Matano found the individual at the end of Dillehay Street — “the suspect was walking into the stockyards area wearing only his underwear,” according to the appeal.

“Sgt. Matano testified that the suspect’s eyes were closed and his fists were clenched. He refused to open his eyes because ‘demons were going to come out of his eyes if he opened them up,'” according to the appeal. “At this point, Sgt. Matano told the suspect he was under arrest and grabbed him. … The suspect pushed away from Sgt. Matano and started running.”

Matano testified that Officer Johnson had arrived at the scene as he began his pursuit of the suspect. Matano caught the suspect at the top of a hill and deployed his Taser, which caused the suspect to fall down the hill, according to the appeal. Matano then successfully navigated to the bottom of the hill in order to arrest the suspect. Officer Johnson arrived 20-30 seconds later, according to the appeal.

“Sgt. Matano heard Officer Johnson come over the hill and looked up. He saw her stumble and fall down the hill approximately 5-6 feet, onto the pavement at the bottom,” the appeal reads. “He was not sure whether she lost consciousness; he only recalls hearing a loud smack and Officer Johnson’s scream.”

Johnson had a somewhat different accounting of the event at trial, according to the appeal. Johnson said when she arrived at the stockyards, “the suspect was half-dressed and was ‘chanting, saying demonic things,'” according to the appeal.

Johnson testified she and Matano approached the suspect together, and when he wouldn’t comply, they both used their Tasers — but they had no effect, according to the appeal.
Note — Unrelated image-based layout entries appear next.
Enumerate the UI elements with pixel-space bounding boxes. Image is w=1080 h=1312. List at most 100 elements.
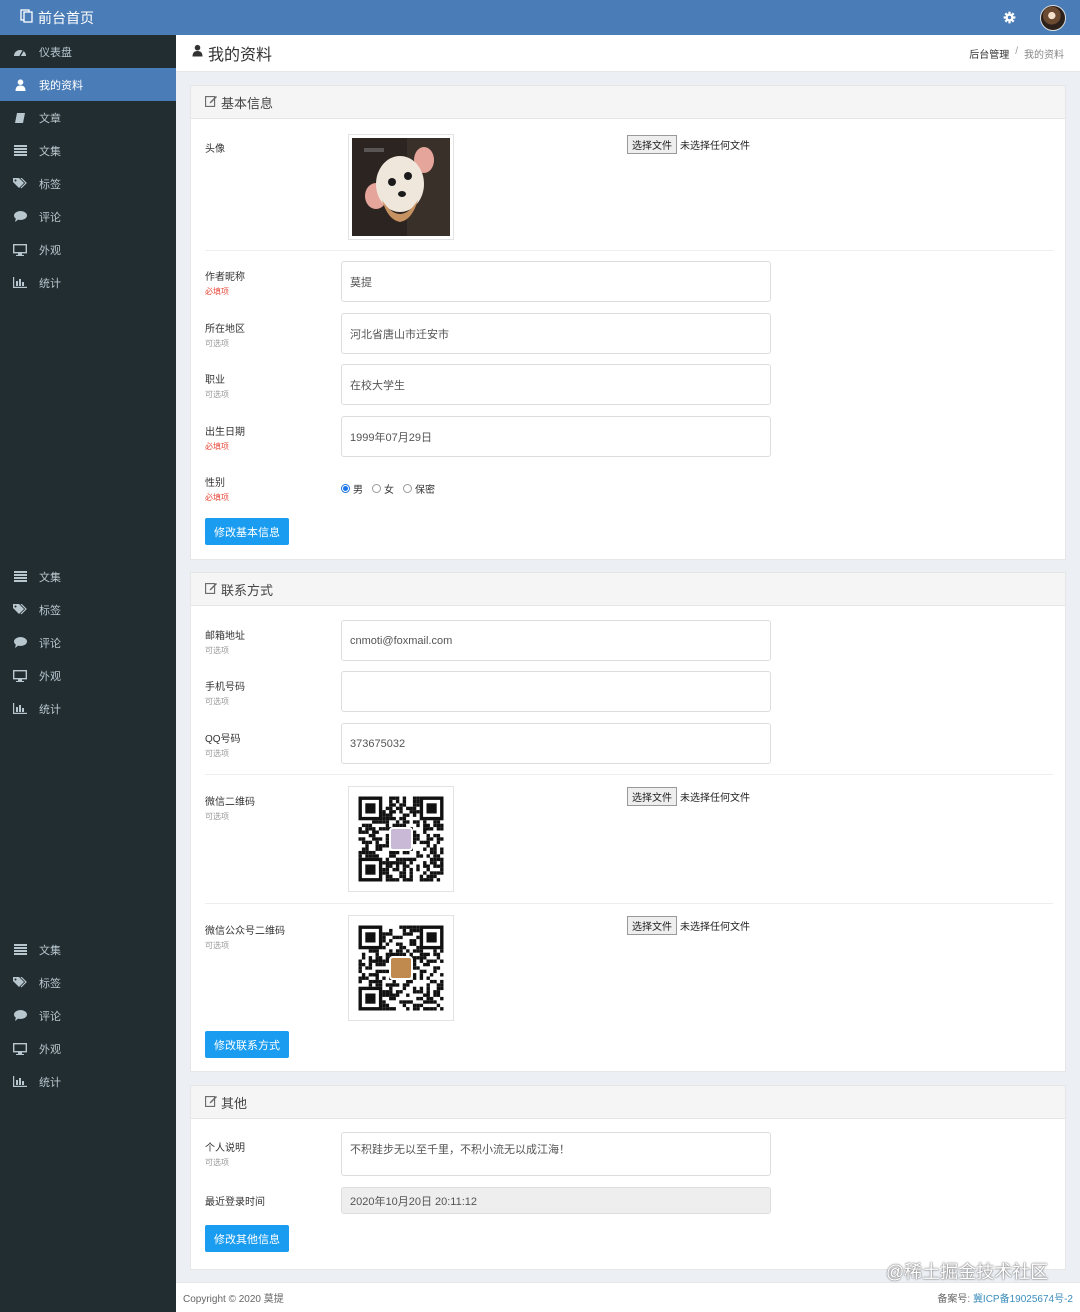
region-input[interactable]: 河北省唐山市迁安市 [341, 313, 771, 354]
nickname-row: 作者昵称 必填项 莫提 [205, 261, 1053, 302]
qq-input[interactable]: 373675032 [341, 723, 771, 764]
sidebar-item-articles[interactable]: 文章 [0, 101, 176, 134]
record-link[interactable]: 冀ICP备19025674号-2 [973, 1294, 1073, 1305]
email-row: 邮箱地址 可选项 cnmoti@foxmail.com [205, 620, 1053, 661]
sidebar-item-label: 文章 [39, 112, 61, 125]
card-title: 联系方式 [221, 582, 274, 598]
radio-dot[interactable] [403, 484, 412, 493]
birthday-input[interactable]: 1999年07月29日 [341, 416, 771, 457]
sidebar-item-stats[interactable]: 统计 [0, 692, 176, 725]
sidebar-item-label: 我的资料 [39, 79, 83, 92]
birthday-row: 出生日期 必填项 1999年07月29日 [205, 416, 1053, 457]
birthday-label: 出生日期 [205, 427, 245, 438]
choose-file-button[interactable]: 选择文件 [627, 135, 677, 154]
sidebar-item-comments[interactable]: 评论 [0, 626, 176, 659]
sidebar-item-label: 标签 [39, 178, 61, 191]
comment-icon [12, 1010, 28, 1022]
gender-row: 性别 必填项 男 女 保密 [205, 468, 1053, 504]
bar-chart-icon [12, 1076, 28, 1088]
last-login-row: 最近登录时间 2020年10月20日 20:11:12 [205, 1187, 1053, 1214]
update-basic-button[interactable]: 修改基本信息 [205, 518, 289, 545]
user-avatar[interactable] [1040, 4, 1066, 31]
region-row: 所在地区 可选项 河北省唐山市迁安市 [205, 313, 1053, 354]
optional-hint: 可选项 [205, 941, 229, 950]
choose-file-button[interactable]: 选择文件 [627, 787, 677, 806]
divider [205, 250, 1053, 251]
gender-option-label: 男 [353, 485, 363, 496]
phone-row: 手机号码 可选项 [205, 671, 1053, 712]
sidebar-item-label: 统计 [39, 277, 61, 290]
sidebar-item-profile[interactable]: 我的资料 [0, 68, 176, 101]
radio-dot[interactable] [341, 484, 350, 493]
required-hint: 必填项 [205, 493, 229, 502]
mp-qr-file-input[interactable]: 选择文件 未选择任何文件 [627, 916, 750, 935]
sidebar-item-label: 标签 [39, 977, 61, 990]
sidebar-item-label: 外观 [39, 670, 61, 683]
wechat-qr-file-input[interactable]: 选择文件 未选择任何文件 [627, 787, 750, 806]
sidebar-item-appearance[interactable]: 外观 [0, 659, 176, 692]
gender-option-male[interactable]: 男 [341, 481, 363, 496]
update-contact-button[interactable]: 修改联系方式 [205, 1031, 289, 1058]
sidebar-item-label: 评论 [39, 1010, 61, 1023]
comment-icon [12, 211, 28, 223]
sidebar-item-tags[interactable]: 标签 [0, 966, 176, 999]
gender-option-secret[interactable]: 保密 [403, 481, 435, 496]
sidebar-item-appearance[interactable]: 外观 [0, 1032, 176, 1065]
qq-label: QQ号码 [205, 734, 241, 745]
optional-hint: 可选项 [205, 1158, 229, 1167]
desktop-icon [12, 1042, 28, 1055]
breadcrumb-separator: / [1015, 45, 1018, 57]
copyright-text: Copyright © 2020 莫提 [183, 1294, 284, 1305]
sidebar-item-label: 仪表盘 [39, 46, 72, 59]
main-content: 我的资料 后台管理 / 我的资料 基本信息 头像 选择文件 未选择任何文件 作者… [176, 35, 1080, 1312]
choose-file-button[interactable]: 选择文件 [627, 916, 677, 935]
sidebar-item-tags[interactable]: 标签 [0, 593, 176, 626]
dashboard-icon [12, 46, 28, 58]
card-title: 其他 [221, 1095, 248, 1111]
breadcrumb: 后台管理 / 我的资料 [969, 46, 1064, 61]
sidebar-item-collections[interactable]: 文集 [0, 560, 176, 593]
sidebar-item-appearance[interactable]: 外观 [0, 233, 176, 266]
divider [205, 774, 1053, 775]
home-link[interactable]: 前台首页 [0, 0, 94, 35]
file-status: 未选择任何文件 [680, 141, 750, 152]
sidebar-item-dashboard[interactable]: 仪表盘 [0, 35, 176, 68]
sidebar-item-tags[interactable]: 标签 [0, 167, 176, 200]
desktop-icon [12, 243, 28, 256]
record-label: 备案号: [937, 1294, 971, 1305]
radio-dot[interactable] [372, 484, 381, 493]
sidebar-item-label: 外观 [39, 244, 61, 257]
breadcrumb-item-admin[interactable]: 后台管理 [969, 46, 1009, 61]
book-icon [12, 112, 28, 124]
pages-icon [20, 9, 33, 26]
file-status: 未选择任何文件 [680, 922, 750, 933]
mp-qr-row: 微信公众号二维码 可选项 选择文件 未选择任何文件 [205, 915, 1053, 1021]
mp-qr-label: 微信公众号二维码 [205, 926, 285, 937]
sidebar-item-comments[interactable]: 评论 [0, 999, 176, 1032]
phone-input[interactable] [341, 671, 771, 712]
sidebar-item-stats[interactable]: 统计 [0, 266, 176, 299]
gear-icon[interactable] [1002, 11, 1016, 25]
gender-option-female[interactable]: 女 [372, 481, 394, 496]
job-input[interactable]: 在校大学生 [341, 364, 771, 405]
sidebar-item-stats[interactable]: 统计 [0, 1065, 176, 1098]
contact-card: 联系方式 邮箱地址 可选项 cnmoti@foxmail.com 手机号码 可选… [190, 572, 1066, 1072]
email-input[interactable]: cnmoti@foxmail.com [341, 620, 771, 661]
sidebar-item-label: 文集 [39, 944, 61, 957]
sidebar-item-collections[interactable]: 文集 [0, 134, 176, 167]
sidebar-item-collections[interactable]: 文集 [0, 933, 176, 966]
avatar-file-input[interactable]: 选择文件 未选择任何文件 [627, 135, 750, 154]
edit-icon [205, 582, 217, 597]
card-header: 基本信息 [191, 86, 1065, 119]
nickname-input[interactable]: 莫提 [341, 261, 771, 302]
update-other-button[interactable]: 修改其他信息 [205, 1225, 289, 1252]
top-navbar: 前台首页 [0, 0, 1080, 35]
last-login-input: 2020年10月20日 20:11:12 [341, 1187, 771, 1214]
wechat-qr-label: 微信二维码 [205, 797, 255, 808]
sidebar-item-comments[interactable]: 评论 [0, 200, 176, 233]
bio-textarea[interactable]: 不积跬步无以至千里，不积小流无以成江海！ [341, 1132, 771, 1176]
nickname-label: 作者昵称 [205, 272, 245, 283]
sidebar: 仪表盘 我的资料 文章 文集 标签 评论 外观 统计 文集 标签 评论 外观 统… [0, 35, 176, 1312]
optional-hint: 可选项 [205, 749, 229, 758]
page-title: 我的资料 [192, 41, 272, 65]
Johnson testified she remembers running a few steps before falling, but could not remember where she fell or what caused her fall, according to the appeal.

Johnson suffered injuries to her wrist and eye, according to court filings.

“Officer Johnson filed suit against Norfolk Southern Railway Company, claiming that the embankment was a dangerous condition on its premises and that Norfolk Southern is liable to her for her fall,” the appeal reads.

In ruling against Johnson, a Boyle County jury found that Johnson was barred from winning due to the “firefighter’s rule,” which is the precedent that responders such as firefighters and police officers cannot sue private property owners for hazards they encounter while performing their duties.

However, according to filings to the Supreme Court, the Court of Appeals determined the firefighter’s rule did not protect Norfolk Southern because the company was not the property owner who called 911, and because the risk of falling down a hill was not an inherent risk of the job she was doing.

Attorneys for Johnson argue the Court of Appeals was correct in its interpretation of the firefighter’s rule and the Supreme Court does not need to hear oral arguments.

Attorneys for Norfolk Southern argue the Court of Appeals ruled incorrectly — that the firefighter’s rule applies to any property that first responders must access for their jobs, regardless of who called 911; and that falling while pursuing an unruly suspect is not an unusual risk.

Norfolk Southern’s attorneys also argue that even without the firefighter’s rule, Johnson doesn’t have a case.

“In this suit, Johnson claims never to have seen the hillside, and that the hillside was an unreasonably dangerous condition about which Norfolk Southern should have warned her,” Norfolk Southern’s appeal reads. “To articulate this argument is to refute it. No reasonable fact-finder could conclude that Norfolk Southern had a duty to post “warning: HILL” signs near every natural embankment on every piece of property it owns — let alone a sufficient number of signs along the length of its railroad line so that (Johnson) would have been likely to see one of them while in hot pursuit of the suspect.

“But that is precisely what a jury would have to believe to find Norfolk Southern liable here for its failure to warn about the presence of a drop-off on private land, not open to the public, adjacent to a rail yard.”